Author Login
Post Reply
Ok, so you merge your other crawls into the same search dir, thats
understood thanks.
My other question is concerning when you do a search in nutch. Right now,
it returns links to "file:///x/y/z/......./foo.html" and i was wondering if
there was a simple way to change that link to be "
http://mysite.com/y/z/...../foo.html" when nutch returns the data. Seems
like you cant change it since its using the same link it used to crawl the
data.
>Not without modifying the code. I dont think it respects <BASE> for
example, if you crawl it as File:///
>Frankly if you can, just serve it thru DOCROOT - it will be less painful in
the end!
>
>- Serving URL - You can change it if you know how to set up Tomcat.
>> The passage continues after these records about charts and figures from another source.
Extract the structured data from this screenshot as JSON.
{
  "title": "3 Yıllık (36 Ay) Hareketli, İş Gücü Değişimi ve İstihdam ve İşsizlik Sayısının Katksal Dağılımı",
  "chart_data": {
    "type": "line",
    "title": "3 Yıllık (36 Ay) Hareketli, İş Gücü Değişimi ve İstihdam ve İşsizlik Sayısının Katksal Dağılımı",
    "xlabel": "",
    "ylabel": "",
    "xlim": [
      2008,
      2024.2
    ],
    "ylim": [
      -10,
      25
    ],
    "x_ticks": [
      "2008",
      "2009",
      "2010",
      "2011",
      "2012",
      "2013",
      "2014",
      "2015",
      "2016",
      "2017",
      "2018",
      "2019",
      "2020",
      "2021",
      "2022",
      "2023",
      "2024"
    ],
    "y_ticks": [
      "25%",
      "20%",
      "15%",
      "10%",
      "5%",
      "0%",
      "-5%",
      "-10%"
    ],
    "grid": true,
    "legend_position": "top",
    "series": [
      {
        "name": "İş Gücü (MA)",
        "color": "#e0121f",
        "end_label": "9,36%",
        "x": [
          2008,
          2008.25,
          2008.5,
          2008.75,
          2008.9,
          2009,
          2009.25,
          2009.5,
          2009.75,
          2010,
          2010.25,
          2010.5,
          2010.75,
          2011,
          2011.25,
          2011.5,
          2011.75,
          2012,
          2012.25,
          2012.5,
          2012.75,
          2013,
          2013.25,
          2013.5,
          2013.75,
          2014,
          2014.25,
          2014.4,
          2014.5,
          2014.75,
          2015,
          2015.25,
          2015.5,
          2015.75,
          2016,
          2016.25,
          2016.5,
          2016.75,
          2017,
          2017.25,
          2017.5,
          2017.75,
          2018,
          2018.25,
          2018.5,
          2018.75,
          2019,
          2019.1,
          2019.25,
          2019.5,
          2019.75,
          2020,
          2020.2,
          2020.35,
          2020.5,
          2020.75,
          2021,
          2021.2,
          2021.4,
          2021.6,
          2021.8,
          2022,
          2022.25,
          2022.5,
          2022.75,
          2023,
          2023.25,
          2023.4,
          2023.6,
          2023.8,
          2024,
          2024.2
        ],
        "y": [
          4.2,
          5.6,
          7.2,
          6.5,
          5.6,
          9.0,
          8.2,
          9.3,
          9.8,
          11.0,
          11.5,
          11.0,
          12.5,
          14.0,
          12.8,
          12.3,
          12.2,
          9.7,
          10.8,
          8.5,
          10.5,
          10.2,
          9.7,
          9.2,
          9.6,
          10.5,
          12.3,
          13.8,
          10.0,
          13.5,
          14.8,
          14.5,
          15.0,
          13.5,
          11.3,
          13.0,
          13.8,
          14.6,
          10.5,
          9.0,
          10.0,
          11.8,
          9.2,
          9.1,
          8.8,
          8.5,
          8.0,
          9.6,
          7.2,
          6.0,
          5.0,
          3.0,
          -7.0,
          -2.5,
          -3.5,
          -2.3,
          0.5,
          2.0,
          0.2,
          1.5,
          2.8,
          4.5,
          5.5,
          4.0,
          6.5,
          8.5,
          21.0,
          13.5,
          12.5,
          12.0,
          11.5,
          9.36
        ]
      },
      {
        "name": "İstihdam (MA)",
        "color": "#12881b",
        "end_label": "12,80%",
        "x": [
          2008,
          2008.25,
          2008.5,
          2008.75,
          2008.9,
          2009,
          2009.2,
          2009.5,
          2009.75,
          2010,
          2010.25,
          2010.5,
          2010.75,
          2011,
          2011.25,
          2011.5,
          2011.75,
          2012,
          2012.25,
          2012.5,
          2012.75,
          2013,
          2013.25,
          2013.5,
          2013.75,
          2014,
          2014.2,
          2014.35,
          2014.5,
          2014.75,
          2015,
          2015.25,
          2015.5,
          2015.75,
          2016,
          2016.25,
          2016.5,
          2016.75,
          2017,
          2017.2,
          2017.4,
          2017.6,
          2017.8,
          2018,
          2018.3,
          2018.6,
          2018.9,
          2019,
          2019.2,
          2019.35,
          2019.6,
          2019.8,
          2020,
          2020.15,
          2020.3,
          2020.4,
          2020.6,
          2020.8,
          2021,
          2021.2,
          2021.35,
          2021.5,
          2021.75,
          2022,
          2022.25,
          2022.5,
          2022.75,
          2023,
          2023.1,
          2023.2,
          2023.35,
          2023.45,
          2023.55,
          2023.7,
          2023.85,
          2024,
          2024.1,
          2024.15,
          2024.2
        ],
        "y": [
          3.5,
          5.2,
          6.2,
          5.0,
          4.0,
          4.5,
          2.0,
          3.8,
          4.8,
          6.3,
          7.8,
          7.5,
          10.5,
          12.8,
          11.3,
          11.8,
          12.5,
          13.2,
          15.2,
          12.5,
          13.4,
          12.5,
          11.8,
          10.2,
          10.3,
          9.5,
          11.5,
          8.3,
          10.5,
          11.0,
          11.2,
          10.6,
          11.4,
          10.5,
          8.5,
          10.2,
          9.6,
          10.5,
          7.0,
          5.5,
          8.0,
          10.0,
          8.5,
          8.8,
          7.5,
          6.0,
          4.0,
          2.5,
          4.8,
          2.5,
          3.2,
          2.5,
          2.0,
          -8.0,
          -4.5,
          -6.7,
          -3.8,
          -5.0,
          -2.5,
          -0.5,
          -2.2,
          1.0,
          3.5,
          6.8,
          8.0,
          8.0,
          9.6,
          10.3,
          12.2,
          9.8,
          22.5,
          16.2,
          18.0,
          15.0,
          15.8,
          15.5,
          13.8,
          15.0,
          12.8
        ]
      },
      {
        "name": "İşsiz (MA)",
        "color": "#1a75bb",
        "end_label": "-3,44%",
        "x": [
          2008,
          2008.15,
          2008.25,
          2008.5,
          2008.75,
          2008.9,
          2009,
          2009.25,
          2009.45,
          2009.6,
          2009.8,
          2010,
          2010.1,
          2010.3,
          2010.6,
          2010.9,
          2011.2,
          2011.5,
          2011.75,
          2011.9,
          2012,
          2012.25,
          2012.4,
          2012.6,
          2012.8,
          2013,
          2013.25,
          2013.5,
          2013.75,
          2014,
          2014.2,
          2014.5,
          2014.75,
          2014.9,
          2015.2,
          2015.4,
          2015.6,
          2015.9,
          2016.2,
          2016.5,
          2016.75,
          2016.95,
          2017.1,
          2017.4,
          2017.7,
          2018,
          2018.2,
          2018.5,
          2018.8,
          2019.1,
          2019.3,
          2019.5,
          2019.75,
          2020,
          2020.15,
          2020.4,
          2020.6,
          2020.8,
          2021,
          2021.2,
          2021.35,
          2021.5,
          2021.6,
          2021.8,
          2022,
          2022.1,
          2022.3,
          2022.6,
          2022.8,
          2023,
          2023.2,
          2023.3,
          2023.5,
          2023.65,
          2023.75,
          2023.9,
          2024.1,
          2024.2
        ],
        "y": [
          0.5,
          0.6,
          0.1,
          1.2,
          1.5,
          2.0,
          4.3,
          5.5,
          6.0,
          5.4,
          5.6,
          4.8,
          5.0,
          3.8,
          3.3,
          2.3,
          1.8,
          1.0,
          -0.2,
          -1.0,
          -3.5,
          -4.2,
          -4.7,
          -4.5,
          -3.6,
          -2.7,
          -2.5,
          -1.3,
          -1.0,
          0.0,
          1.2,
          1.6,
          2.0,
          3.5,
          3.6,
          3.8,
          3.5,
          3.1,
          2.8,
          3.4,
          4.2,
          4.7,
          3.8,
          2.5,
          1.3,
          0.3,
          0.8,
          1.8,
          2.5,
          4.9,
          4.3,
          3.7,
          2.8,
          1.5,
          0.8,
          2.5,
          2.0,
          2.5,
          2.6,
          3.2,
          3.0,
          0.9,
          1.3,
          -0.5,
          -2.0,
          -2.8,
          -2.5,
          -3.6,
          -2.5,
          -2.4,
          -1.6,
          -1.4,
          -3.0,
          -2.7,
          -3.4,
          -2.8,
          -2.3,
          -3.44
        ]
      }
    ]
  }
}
How do i serve it thru DOCROOT? is that in tomcat? And also, wont nutch
still return links when i do a search in the form of:
file:///x/y/z......foo.html ? Thats the part in nutch im trying to
change. Thanks.
-Ryan
On Sat, Jul 5, 2008 at 10:23 PM, Winton Davies <wdavies@(protected)>
wrote:
> oh sorry I misunderstood the question - I think you can only serve from 1
> directory (aka Crawl by default). Of course you can create multiple
> instances that serve from different crawls, but then you'd have to deal with
> joining them together.
>
> You can definitely MERGE multiple crawl directories.
>
> W
>